An IDOR vulnerability is like having a key to your mailbox, but that key also allows you to unlock every other mailbox on your street. IDORs can be particularly problematic because, like a row of mailboxes, a bad actor can exploit them sequentially one after the other and access data that they should not be allowed to.
Because these vulnerabilities can often be exploited by enumeration, IDORs can be abused “at scale” using automated tools, the advisory warns.
“While there have been prior open source reports on insecure direct object reference (IDOR) vulnerabilities in web applications, CISA and our partners at the Australian Cyber Security Centre and National Security Agency realized this is a major flaw with too little recognition or understanding within the cyber community.
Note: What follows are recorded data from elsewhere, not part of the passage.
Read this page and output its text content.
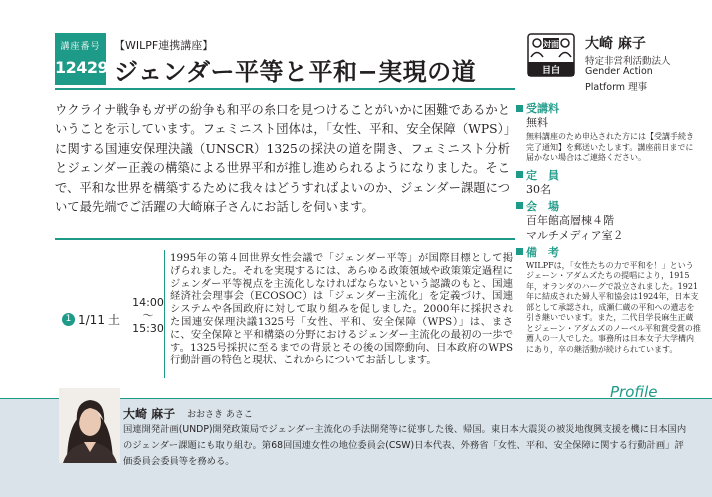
講座番号
12429B
【WILPF連携講座】
ジェンダー平等と平和−実現の道
対面
目白
大崎 麻子
特定非営利活動法人
Gender Action
Platform 理事

ウクライナ戦争もガザの紛争も和平の糸口を見つけることがいかに困難であるかということを示しています。フェミニスト団体は，「女性、平和、安全保障（WPS）」に関する国連安保理決議（UNSCR）1325の採決の道を開き、フェミニスト分析とジェンダー正義の構築による世界平和が推し進められるようになりました。そこで、平和な世界を構築するために我々はどうすればよいのか、ジェンダー課題について最先端でご活躍の大崎麻子さんにお話しを伺います。

受講料
無料
無料講座のため申込された方には【受講手続き完了通知】を郵送いたします。講座前日までに届かない場合はご連絡ください。
定　員
30名
会　場
百年館高層棟４階
マルチメディア室２
備　考
WILPFは，「女性たちの力で平和を！」というジェーン・アダムズたちの提唱により，1915年，オランダのハーグで設立されました。1921年に結成された婦人平和協会は1924年，日本支部として承認され，成瀬仁蔵の平和への遺志を引き継いでいます。また，二代目学長麻生正蔵とジェーン・アダムズのノーベル平和賞受賞の推薦人の一人でした。事務所は日本女子大学構内にあり，卒の継活動が続けられています。
1 1/11 土
14:00
〜
15:30

1995年の第４回世界女性会議で「ジェンダー平等」が国際目標として掲げられました。それを実現するには、あらゆる政策領域や政策策定過程にジェンダー平等視点を主流化しなければならないという認識のもと、国連経済社会理事会（ECOSOC）は「ジェンダー主流化」を定義づけ、国連システムや各国政府に対して取り組みを促しました。2000年に採択された国連安保理決議1325号「女性、平和、安全保障（WPS）」は、まさに、安全保障と平和構築の分野におけるジェンダー主流化の最初の一歩です。1325号採択に至るまでの背景とその後の国際動向、日本政府のWPS行動計画の特色と現状、これからについてお話しします。

Profile
大崎 麻子 おおさき あさこ

国連開発計画(UNDP)開発政策局でジェンダー主流化の手法開発等に従事した後、帰国。東日本大震災の被災地復興支援を機に日本国内のジェンダー課題にも取り組む。第68回国連女性の地位委員会(CSW)日本代表、外務省「女性、平和、安全保障に関する行動計画」評価委員会委員等を務める。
Today’s joint advisory is the first significant advisory on this subject to help organizations protect sensitive data in their systems and push vendors to reduce prevalence of IDOR vulnerabilities and flaws,” James Stanley, CISA Product Development Section Chief, told TechCrunch.
The joint advisory notes that IDORs have resulted in major data breaches in the United States and overseas.
In recent years, IDORs have resulted in the exposure of thousands of medical documents by a U.S. laboratory giant, a state government website that spilled thousands of taxpayers’ personal information, a college contact-tracing app that leaked COVID-19 vaccination status and a state-backed health app that allowed access to other people’s vaccination data. IDORs also resulted in the mass data spill of hundreds of millions of U.S. mortgage documents, the exposure of the real-time location data of more than a million vehicles from a flawed GPS tracker and the leak of hundreds of thousands of people’s private phone data stolen by a global stalkerware network.
The joint advisory says developers should ensure their web apps perform authentication and authorization checks to reduce IDORs, and that software is secure-by-design, a principle promoted by CISA that urges software makers to bake-in security from the beginning and throughout the software development process.
“Secure-by-design is a fundamental theme in this advisory. Vendors and developers are encouraged to take appropriate steps to provide products that protect their customers’ sensitive data by design and default,” said CISA’s Stanley.
Australia’s cyber agency said it continues to observe malicious actors exploiting misconfigured networks.
“Even a single breach using IDOR vulnerabilities can have a national impact. A malicious actor being able to exfiltrate data could impact critical infrastructure, businesses, government and individuals,” said Patrick Holmes with the Australian Cyber Security Centre.